His blue eyes flicker. The corners of his mouth tilt upwards in a slight smile. “Issue number 70. The first in the Wake arc,” he says. “My other self has taught you well.”
*
Two years ago, Sheldon appears at Penny’s door with a stack of what suspiciously look like comic books.
“This,” he announces, “is the start of your graphic novel education.” He’s almost childlike in his excitement.

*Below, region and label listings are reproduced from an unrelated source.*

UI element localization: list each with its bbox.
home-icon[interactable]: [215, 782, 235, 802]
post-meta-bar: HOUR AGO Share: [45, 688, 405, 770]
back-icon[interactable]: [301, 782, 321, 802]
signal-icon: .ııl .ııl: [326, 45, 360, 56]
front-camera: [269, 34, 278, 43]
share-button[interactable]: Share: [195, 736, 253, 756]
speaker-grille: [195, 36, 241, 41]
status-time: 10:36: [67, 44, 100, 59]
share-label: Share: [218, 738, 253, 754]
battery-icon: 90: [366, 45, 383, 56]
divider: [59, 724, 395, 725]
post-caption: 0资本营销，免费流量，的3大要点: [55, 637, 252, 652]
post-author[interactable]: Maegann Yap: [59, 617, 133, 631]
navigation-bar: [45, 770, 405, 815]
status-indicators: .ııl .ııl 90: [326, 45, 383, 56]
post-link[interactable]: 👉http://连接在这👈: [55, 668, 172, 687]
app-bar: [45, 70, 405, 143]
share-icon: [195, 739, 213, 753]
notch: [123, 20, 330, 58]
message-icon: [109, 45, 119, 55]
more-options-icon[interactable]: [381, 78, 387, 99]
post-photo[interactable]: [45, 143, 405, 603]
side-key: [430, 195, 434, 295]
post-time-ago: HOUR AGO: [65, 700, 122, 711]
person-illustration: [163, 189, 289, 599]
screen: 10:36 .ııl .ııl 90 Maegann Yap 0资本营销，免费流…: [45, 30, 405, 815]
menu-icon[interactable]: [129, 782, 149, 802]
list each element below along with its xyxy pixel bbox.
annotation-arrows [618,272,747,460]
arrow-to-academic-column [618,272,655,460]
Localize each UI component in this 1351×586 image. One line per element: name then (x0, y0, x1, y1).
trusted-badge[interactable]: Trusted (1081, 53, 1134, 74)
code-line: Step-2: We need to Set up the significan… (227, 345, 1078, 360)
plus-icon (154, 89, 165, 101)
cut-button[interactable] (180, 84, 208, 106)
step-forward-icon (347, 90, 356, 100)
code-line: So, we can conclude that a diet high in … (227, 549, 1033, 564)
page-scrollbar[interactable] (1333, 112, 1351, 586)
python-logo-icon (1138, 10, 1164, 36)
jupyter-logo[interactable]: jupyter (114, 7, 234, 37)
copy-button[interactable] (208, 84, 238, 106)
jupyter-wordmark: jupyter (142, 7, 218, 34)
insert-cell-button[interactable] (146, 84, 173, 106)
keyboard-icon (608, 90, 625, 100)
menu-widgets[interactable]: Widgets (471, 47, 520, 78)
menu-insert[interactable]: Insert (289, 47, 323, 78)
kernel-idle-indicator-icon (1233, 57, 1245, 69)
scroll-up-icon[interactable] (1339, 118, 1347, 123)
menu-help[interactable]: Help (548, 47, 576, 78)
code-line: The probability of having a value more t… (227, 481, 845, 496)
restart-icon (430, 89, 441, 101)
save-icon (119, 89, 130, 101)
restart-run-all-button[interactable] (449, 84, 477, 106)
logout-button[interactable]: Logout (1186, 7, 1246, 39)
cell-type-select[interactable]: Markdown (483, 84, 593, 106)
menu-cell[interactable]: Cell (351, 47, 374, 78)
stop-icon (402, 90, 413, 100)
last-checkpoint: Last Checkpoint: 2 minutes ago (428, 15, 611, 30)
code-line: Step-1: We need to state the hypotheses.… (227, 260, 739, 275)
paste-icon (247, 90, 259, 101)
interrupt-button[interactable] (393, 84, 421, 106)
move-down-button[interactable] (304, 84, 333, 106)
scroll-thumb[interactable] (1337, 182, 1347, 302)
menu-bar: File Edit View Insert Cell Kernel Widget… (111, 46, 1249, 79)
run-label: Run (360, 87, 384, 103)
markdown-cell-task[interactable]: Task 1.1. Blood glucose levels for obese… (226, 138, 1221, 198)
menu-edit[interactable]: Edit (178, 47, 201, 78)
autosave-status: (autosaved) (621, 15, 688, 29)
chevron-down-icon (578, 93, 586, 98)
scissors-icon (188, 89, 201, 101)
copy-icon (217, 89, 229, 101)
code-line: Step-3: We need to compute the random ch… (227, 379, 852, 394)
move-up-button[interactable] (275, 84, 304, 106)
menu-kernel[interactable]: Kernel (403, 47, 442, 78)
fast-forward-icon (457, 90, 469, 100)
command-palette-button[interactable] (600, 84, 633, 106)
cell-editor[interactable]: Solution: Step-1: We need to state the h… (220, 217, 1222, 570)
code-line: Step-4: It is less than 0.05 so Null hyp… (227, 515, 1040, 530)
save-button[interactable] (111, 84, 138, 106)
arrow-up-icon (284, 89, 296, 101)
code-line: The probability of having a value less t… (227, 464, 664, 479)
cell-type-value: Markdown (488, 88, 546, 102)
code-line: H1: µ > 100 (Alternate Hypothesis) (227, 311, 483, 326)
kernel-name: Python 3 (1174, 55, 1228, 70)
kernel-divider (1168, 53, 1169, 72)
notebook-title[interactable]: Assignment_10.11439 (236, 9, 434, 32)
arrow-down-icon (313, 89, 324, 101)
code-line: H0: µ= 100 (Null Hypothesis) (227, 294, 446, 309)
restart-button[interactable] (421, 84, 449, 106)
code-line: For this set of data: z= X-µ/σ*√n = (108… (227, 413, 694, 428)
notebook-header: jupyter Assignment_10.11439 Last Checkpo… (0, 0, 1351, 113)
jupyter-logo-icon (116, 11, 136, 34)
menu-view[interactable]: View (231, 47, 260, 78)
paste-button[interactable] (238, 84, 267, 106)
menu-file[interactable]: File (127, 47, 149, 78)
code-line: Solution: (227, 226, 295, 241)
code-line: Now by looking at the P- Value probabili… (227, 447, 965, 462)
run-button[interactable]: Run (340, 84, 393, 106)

He’s beaming.
Penny catches a glimpse of the title. Sandman. “What’s it about?” she asks, dubious.
“Dreams,” Sheldon replies, uncharacteristically succinct.
It’s all he needs to say. He knows her too well.
*
A week after she returns from Earth 2, Penny starts to write.
It’s not a screenplay. When all’s said and done, she’s not her mirror self. She thinks it might be the beginning of a book. She’s got countless stories inside her.
Sheldon and Leonard’s living room becomes sort of like her base, because it’s neat and organized and conducive to working. One weekend afternoon she’s typing away on the couch, when the front door creaks open and Sheldon comes in. She’s so engrossed in the scene that’s unfolding from her fingers that she gives only the barest of nods as an acknowledgement, and she’s only vaguely aware of him setting down his things and then coming towards her with slow, methodical precision.
“Penny.”
She looks up.
His eyes are piercing blue in the sunlight, and he is tense and determined and it’s like, Eat your heart out, Galveston, because this is the moment Sheldon Cooper becomes master of the universe.
“I have something to tell you,” he says.
Penny’s never been the type of girl who bursts into tears of relief. But she totally does, anyway.